The year is fast approaching the end. I must say, it was quite the interesting one. I learned that life doesn’t allow you to drive on its paved road for long. Every now and then, it cracks open a pothole. This year, I guess I’ve hit another one of those big ones. 2011 started off with nothing more to wish for. I entered it with the most wonderful friends of my life. The family time was great, school was going well. There was not much to worry about for once. After all the highs and lows of the past few years, I finally found myself on peaceful grounds.
The new school semester came and went very smoothly, I went on a cruise for the first time, something I have always wanted :) I did research during the summer, my “dream” since high school. I met some new, amazing friends and developed a stronger friendship with others. This was also the year that I really deepened my relationship with my mom. Although we do talk whenever we get a chance (when moods are good), for the last half of this year, I’ve learned to spill out my all. And it really feels great to have someone you trust completely, that knows you better than yourself, share some of your burdens with you. Whether it’s bliss or despair. I’m very thankful for her understanding.
But as life would have it, when things cannot get any better, it naturally gets worse. When mid-2011 turned the corner, my mind was bombarded with confusing, helpless and frustrating thoughts. I was half devastated and discouraged. It was a very heavy feeling that lasted for many months. It felt like wanting to give up, but there was nothing to give up for. There was nothing more to lose. So the feeling persists until it drains you out and even then, it lingers. There are so many things we have no control over. But it’s also true that our attitude can make the difference. This was not the best year, but in a way it made me a lot stronger. When one door closes, you just have to open another one yourself. You drop yourself down, and eventually you have to pick yourself up. Looking back, I still don’t know how I lasted through the fall semester! In that regards, I’m very proud of myself. Things are still not great, but it’s coming to an end and there’s nothing really to complain about. I’m finally getting some closure on all the uncertainty I was struggling with. The unknown is very scary… when you can’t find the answer, it literally drives you insane.

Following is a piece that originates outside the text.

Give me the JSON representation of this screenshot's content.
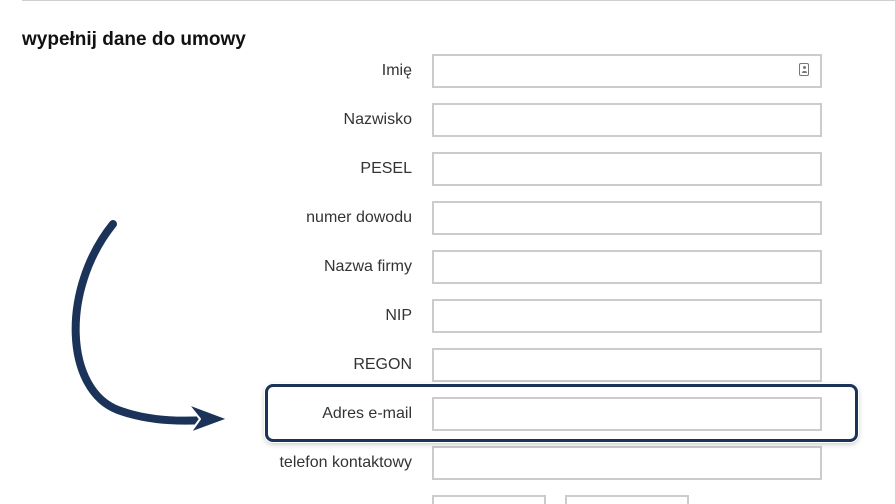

When you say that life is unfair, it’s also very fair. It gives and takes and when you really open your eyes to your surroundings, most things do balance out. At my lowest of 2011, there was a friend I recently got to know that just brightens up my day. As the cliche goes, he made me laugh when I didn’t even want to smile. There were days when I was so out of mood, but somehow he provided the energy to help me carry on. Tough times bring people together. Whether it’s friends, families, enemies even. It brings out the best in people. No matter how bad things are, there is still something to smile about. This is a message that cannot be reminded and emphasized enough. It’s important to know how to be happy, even when you’re sad. It’s possible. I would say this is what 2011 has enforced in me, and I’m glad.
I can’t wait to say goodbye to this year, haha. I wonder what 2012 has in stores (Graduation… the end of the world?) Well, come what may :)
I hope everyone had a warm Christmas, and wishing y’all a Happy New Year!